Era o que estava escrito na camiseta com que presenteei meu avô na última noite de Natal. Ele a vestia quando deu seu derradeiro suspiro neste mundo, no final da tarde de 25 de dezembro.

Algo grande significava esse homem, não apenas para mim, mas para toda família e amigos. Alguma coisa quase indizível ele possuía como virtude, uma virtude que não tenho. Era um homem que sabia agregar pessoas à sua volta. E que se regozijava com isso.

Vô Amilson gostava de estudar inglês, no entanto nunca quis viajar para um país em que pudesse ouvir e falar esse idioma. Talvez porque seu desejo de viajar somente fazia sentido para si quando ele podia levar junto quem amava. Era muita gente. Suas casas de descanso, seja na fazenda ou na praia, viviam cheias. Cheias de amor, de vidas, de vida.

Foi avô, foi pai, foi tio, esposo a seu modo. Recentemente também bisavô. Foi médico e professor. Até empregador, e nesta condição admirado pelos funcionários por sua generosidade. Sempre amoroso e sempre atento. Falava pouco, escutava muito.

Sentava-se à mesa do café da manhã antes dos hóspedes em sua casa, pois quando estes acordavam o Vô gostava de estar pronto para dar-lhes toda atenção e certificar-se de que estavam bem tratados e acolhidos. O pão fresco e quentinho ele já buscara cedinho na padaria.

Como médico e professor, um profissional admirável. Estudioso, cuidadoso, metódico numa via saudável. Em quem me espelhei e me espelho, mas de quem ainda sou apenas um reflexo embaçado. Faltam-me qualidades que ele esbanjava, entretanto que não se desenvolvem com livros.

Tive o privilégio de estar ao lado do Vô durante todos os anos de minha vida até aqui. Poderia contar inúmeras histórias sobre ele, mas registrarei hoje apenas uma, bastante ilustrativa do altruísmo desse homem. Em setembro de 2016, já aos 88 anos de idade, teve energia para ir conhecer o novo estádio do Palmeiras, aonde meu alviverde jogaria contra o Flamengo dele. Torcedor aficionado do rubro-negro carioca, por certo ele ficou feliz quando seu time abriu o placar. No entanto, sabendo que eu ficaria triste com o resultado, percebi-o nitidamente satisfeito quando Gabriel Jesus empatou para o Palmeiras.
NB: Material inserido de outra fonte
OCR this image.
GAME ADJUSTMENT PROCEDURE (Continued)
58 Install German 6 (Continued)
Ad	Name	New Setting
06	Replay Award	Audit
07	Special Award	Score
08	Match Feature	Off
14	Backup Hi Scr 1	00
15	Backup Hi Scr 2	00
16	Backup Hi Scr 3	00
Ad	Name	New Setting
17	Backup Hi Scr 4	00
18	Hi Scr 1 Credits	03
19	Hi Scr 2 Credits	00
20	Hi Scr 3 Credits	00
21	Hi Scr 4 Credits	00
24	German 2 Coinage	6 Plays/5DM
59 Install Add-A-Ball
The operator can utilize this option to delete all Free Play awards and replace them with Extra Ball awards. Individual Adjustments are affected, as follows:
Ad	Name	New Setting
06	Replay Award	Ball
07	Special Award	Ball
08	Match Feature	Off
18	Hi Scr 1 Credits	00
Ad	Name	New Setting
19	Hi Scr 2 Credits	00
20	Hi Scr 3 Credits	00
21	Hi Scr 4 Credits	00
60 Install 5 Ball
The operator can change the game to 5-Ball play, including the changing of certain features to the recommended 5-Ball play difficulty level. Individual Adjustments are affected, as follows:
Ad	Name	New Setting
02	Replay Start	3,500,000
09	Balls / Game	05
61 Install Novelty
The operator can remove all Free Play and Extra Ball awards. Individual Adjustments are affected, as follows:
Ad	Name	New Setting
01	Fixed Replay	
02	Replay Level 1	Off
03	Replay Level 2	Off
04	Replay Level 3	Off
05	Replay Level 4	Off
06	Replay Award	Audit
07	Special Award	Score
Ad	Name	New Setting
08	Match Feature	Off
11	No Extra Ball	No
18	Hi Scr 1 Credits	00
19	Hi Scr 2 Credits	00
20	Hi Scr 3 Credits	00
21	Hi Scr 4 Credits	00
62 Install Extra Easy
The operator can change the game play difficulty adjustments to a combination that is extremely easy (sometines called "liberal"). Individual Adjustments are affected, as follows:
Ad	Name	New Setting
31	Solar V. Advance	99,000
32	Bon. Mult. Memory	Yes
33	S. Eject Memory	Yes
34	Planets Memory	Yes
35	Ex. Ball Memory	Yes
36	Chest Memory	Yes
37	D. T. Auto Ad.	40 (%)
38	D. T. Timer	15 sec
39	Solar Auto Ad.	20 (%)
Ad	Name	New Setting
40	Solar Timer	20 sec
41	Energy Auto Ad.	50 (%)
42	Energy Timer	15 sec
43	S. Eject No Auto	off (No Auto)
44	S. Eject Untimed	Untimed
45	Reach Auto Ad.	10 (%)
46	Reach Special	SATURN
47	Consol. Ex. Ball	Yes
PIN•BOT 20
Posso afirmar que também fui privilegiado por estar ao lado do Vô Amilson em seu leito de morte. Privilégio na morte? Sim, por mais estranho que possa parecer em nossa cultura ocidental, na qual a morte é praticamente um tabu, ainda que seja uma realidade universal.


Se uma morte pode ser bela, a dele foi. Escolheu como, quando e onde partir. Estava em seu lar preferido nestes dias, sua casa de praia, cercado por familiares, sem dor. Uma morte bela certamente pressupõe uma vida bela, repleta de significado, pois o teatro psíquico de cada Eu reproduz-se o tempo todo, inclusive na ultima cena.

Pude orar com meu avô em seus minutos finais. Ele entregou seu espírito ao Pai, mas muito mais do que confessar a Cristo com a boca, Vô Amilson foi um cristão em ato durante sua existência terrena. Amou seus próximos. E foi amado por isso.

As lágrimas que escorrem agora não são pela morte. É o choro da saudade, aquela emoção que um amor assim deixa nas pessoas que ficam e que dele um dia experimentaram.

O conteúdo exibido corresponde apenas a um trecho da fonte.